For our first Banned Book, professor Ian Whittington has written an ode to his favorite endangered book, 1984 by George Orwell. Whittington brilliantly discusses the toils and trials that 1984 has had to face for questioning authority and government censorship in the Cold War era.
Few novels seem to crystallize the high political stakes of literature, and of attempts to censor it, quite as clearly as George Orwell’s 1984. Published to immediate acclaim in 1949, Orwell’s dystopia famously renders the mass-mediated political deception of the Second World War in monstrous, exaggerated form. Orwell had spent two years during the war as a propagandist for the British Broadcasting Corporation, and had seen how changes in the geopolitical winds could alter seemingly stable facts. The slogans promoted by the novel’s fictional Ministry of Truth—War Is Peace, Freedom Is Slavery, Ignorance Is Strength—epitomize the mutability of truth in a state where history is re-written daily in order to suit the propaganda needs of the government.
The novel’s strong denunciation of totalitarian information control made it as despised by authoritarian regimes as it was beloved by pro-democracy groups both inside and outside those regimes. Along with Orwell’s anti-Stalinist fable Animal Farm (1945), 1984 was banned in the USSR until 1988, and circulated largely in illicit, underground samizdat copies. Anti-communist forces in the US and elsewhere held it up as an indictment of leftist governments across the globe. The CIA saw great propaganda potential in the book, but nonetheless felt the need to tweak the ending; when a film version was released in 1956, the agency ensured that protagonist Winston Smith’s final thoughts were changed from the original, gutting admission of defeat—“He loved Big Brother”—to a cry of resistance: “Down with Big Brother!” If the agency was aware of the irony of altering the text of 1984 to suit a political purpose, no record of such awareness remains.
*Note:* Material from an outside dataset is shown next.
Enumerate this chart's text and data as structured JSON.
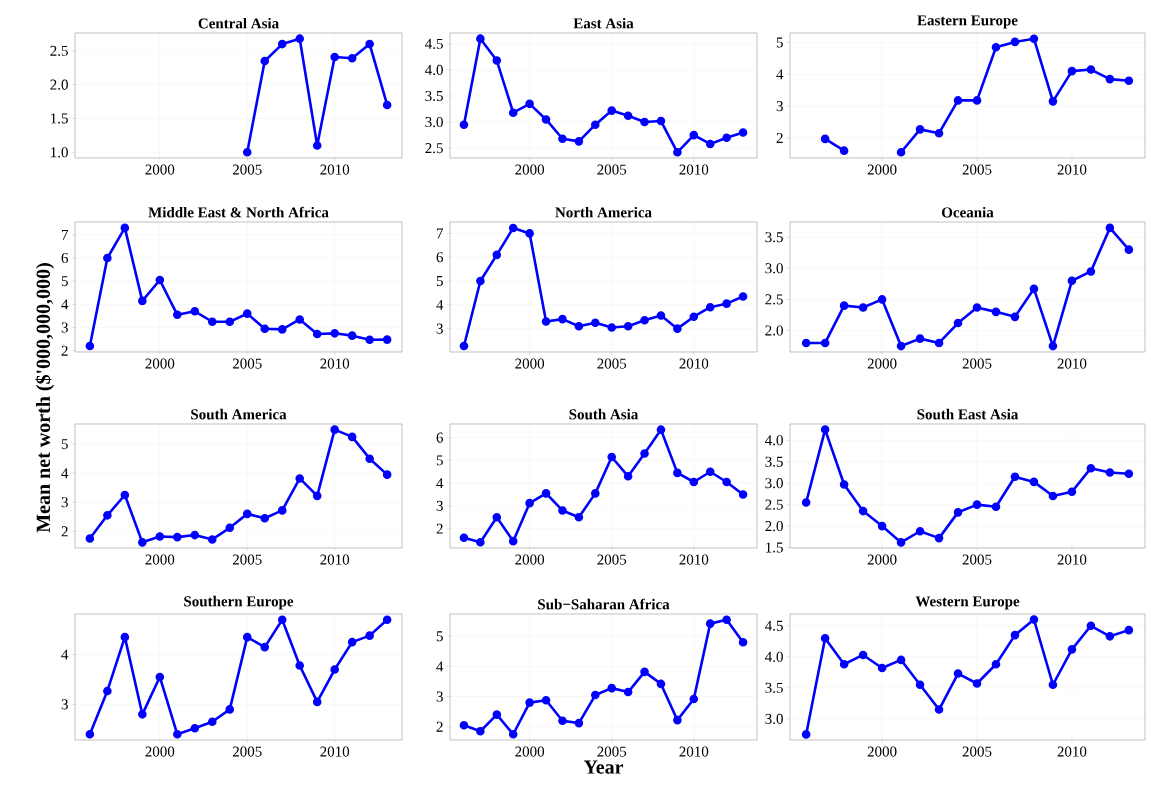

While Cold War democracies seized on the novel as anti-leftist propaganda, the truth is somewhat more complicated. Orwell despised the totalitarian regimes of the USSR and the emerging Eastern Bloc, and even went so far as to draw up a list of suspected communists for the British Ministry of Information in 1948, but he was also a lifelong democratic socialist. Smith’s conviction, in 1984, that “If there is hope… it lies in the proles” indicates that Orwell’s adherence to a Marxist vision of history persisted despite his antipathy towards totalitarianism. Indeed, the novel has periodically been banned at the local level in the US precisely because its vision of society is insufficiently anti-communist. To top it all off, some schools have prohibited the novel because of its frank treatment of sex as a mode of individual expression and a vehicle for resistance to conformity. Like some other banned books, 1984 seems to be many dangerous things to many different people.
Its status as a paradigmatic statement of the dangers of information suppression has contributed to its sustained popularity and to a range of compelling visual evocations of censorship. One edition of the novel, released by Penguin Books in 2013 and pictured here <http://www.openculture.com/2016/04/the-cover-of-george-orwells-1984-becomes-less-censored-with-wear-and-tear.html>, renders the author and title of the work all but indiscernible, thereby evoking both the government-mandated suppression of information and the need, occasionally, for certain books to circulate in secret. Built into this design is the telling feature that, as the book is handled, read, and passed between people, the title and author become increasingly visible, as if the free circulation of knowledge might allow us all to stand a little more clearly in the light. Imagine that.